I realize that people have lives. I realize that at least some of these people that I keep talking about have moved on, or if nothing else, that they aren't really as active as they used to be. I know I'm not. But damn, it's depressing to me to look at RPGWW, especially the chat RP scene, and find out that not only is absolutely nothing of any real interest happening, but that the interesting things that
are happening have by this point been running for a year or two, are naturally closed to new blood, and are crawling toward some sort of conclusion that will ultimately impact at most four or five people after two year's worth of one adventure.
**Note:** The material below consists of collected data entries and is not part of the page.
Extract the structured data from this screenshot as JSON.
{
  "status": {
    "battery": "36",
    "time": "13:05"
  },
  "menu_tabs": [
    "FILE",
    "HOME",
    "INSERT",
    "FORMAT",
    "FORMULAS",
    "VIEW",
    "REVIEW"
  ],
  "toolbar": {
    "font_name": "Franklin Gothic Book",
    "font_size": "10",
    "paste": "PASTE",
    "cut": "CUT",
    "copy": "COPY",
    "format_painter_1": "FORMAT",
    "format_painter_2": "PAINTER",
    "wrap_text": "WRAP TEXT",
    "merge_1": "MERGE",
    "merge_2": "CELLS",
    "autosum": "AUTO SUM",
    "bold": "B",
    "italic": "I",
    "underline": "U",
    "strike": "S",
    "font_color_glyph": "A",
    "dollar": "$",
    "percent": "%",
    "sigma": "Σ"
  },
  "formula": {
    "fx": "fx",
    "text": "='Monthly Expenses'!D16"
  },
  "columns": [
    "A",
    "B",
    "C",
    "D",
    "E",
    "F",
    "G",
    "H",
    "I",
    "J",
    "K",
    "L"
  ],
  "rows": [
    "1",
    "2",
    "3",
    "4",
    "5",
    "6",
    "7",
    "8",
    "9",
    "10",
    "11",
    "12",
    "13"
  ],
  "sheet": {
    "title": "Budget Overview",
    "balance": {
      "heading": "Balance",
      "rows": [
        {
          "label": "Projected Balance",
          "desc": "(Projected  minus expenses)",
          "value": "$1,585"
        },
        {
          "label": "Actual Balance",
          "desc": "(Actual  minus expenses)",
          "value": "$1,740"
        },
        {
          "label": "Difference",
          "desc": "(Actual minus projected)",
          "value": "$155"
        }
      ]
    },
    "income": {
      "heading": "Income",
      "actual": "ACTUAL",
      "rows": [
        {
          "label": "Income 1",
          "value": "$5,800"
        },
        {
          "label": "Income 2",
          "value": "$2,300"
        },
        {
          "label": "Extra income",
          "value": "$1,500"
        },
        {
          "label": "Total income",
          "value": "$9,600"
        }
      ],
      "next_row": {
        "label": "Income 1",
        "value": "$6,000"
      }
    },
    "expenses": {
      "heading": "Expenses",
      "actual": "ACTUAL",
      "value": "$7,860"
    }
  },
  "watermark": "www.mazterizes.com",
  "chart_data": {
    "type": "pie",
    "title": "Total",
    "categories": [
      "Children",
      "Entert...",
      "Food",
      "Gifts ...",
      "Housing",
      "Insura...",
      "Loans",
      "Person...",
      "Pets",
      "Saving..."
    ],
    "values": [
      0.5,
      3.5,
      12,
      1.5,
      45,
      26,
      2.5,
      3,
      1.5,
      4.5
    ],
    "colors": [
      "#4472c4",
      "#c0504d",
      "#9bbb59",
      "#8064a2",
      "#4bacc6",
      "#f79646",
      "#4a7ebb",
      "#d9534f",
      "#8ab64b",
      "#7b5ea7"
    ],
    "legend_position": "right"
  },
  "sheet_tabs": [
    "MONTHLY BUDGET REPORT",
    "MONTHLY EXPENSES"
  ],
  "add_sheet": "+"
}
"But Archmage," you say, "isn't it an act of hypocrisy to stand up here on a soapbox and tell us to RP/GM when you're not GMing yourself?" Maybe. But I don't think so. I did a lot of gamemastering when I was really active at RPGWW (I have no idea how much, exactly). I enjoyed it. A lot. I always wished I could get more chances to play, but I digress. I'm so glad that there are other people now that GM that aren't me--I can remember the days when I was literally the only person who really did. What I'm trying to say is that the people who are GMing, or willing to GM, should find the time to do so more aggressively. "But I'm already running a plot" isn't really an excuse, in my mind--I often ran two or three at a time, or ran RP segments that concluded in a single session, leaving everyone in the party home and dry, but at least a few of the characters were constant--some others would rotate. Whoever was around at the time would fill in, and the people I could scrounge up would go on the next leg of the adventure. This style concludes things much more rapidly. It keeps RP segments self-contained, but characters who have an investment in the plot can stick around if their RPers can do the same. Each individual section is meaningful, somehow, and contributes to the overall story arc. Ideally, the characters that have participated the most in the individual segments will be around for its conclusion; alternately, several "conclusions" could be possible, depending on how the participants and their characters can be logically divided up. This keeps plots from getting stale and running for three years at a time--if everyone is available when they need to be, they get to participate more heavily in the plot. If they aren't or can't be, they don't, and someone else will get a chance instead. More people get to RP this way, more plots actually get finished in reasonable timespans, and more stuff can happen. And when stuff is happening, PCs have an actual reason to CI, because they can talk about their latest triumph over Villain X and Plot Y, swapping stories with other PCs in the bar, or they might have been significantly changed by the events of the RP. Character development, ahoy!
But maybe this isn't what people want. Maybe everyone is too busy with real life--college, work, whatever. Maybe RPGWW is more interested in the one or two long-running storylines going on. Maybe there are at most 8-10 active RPers left out of a pool of 18-20 or so. Maybe most of the forum would rather play MMORPGs, or RP elsewhere, like Videoland.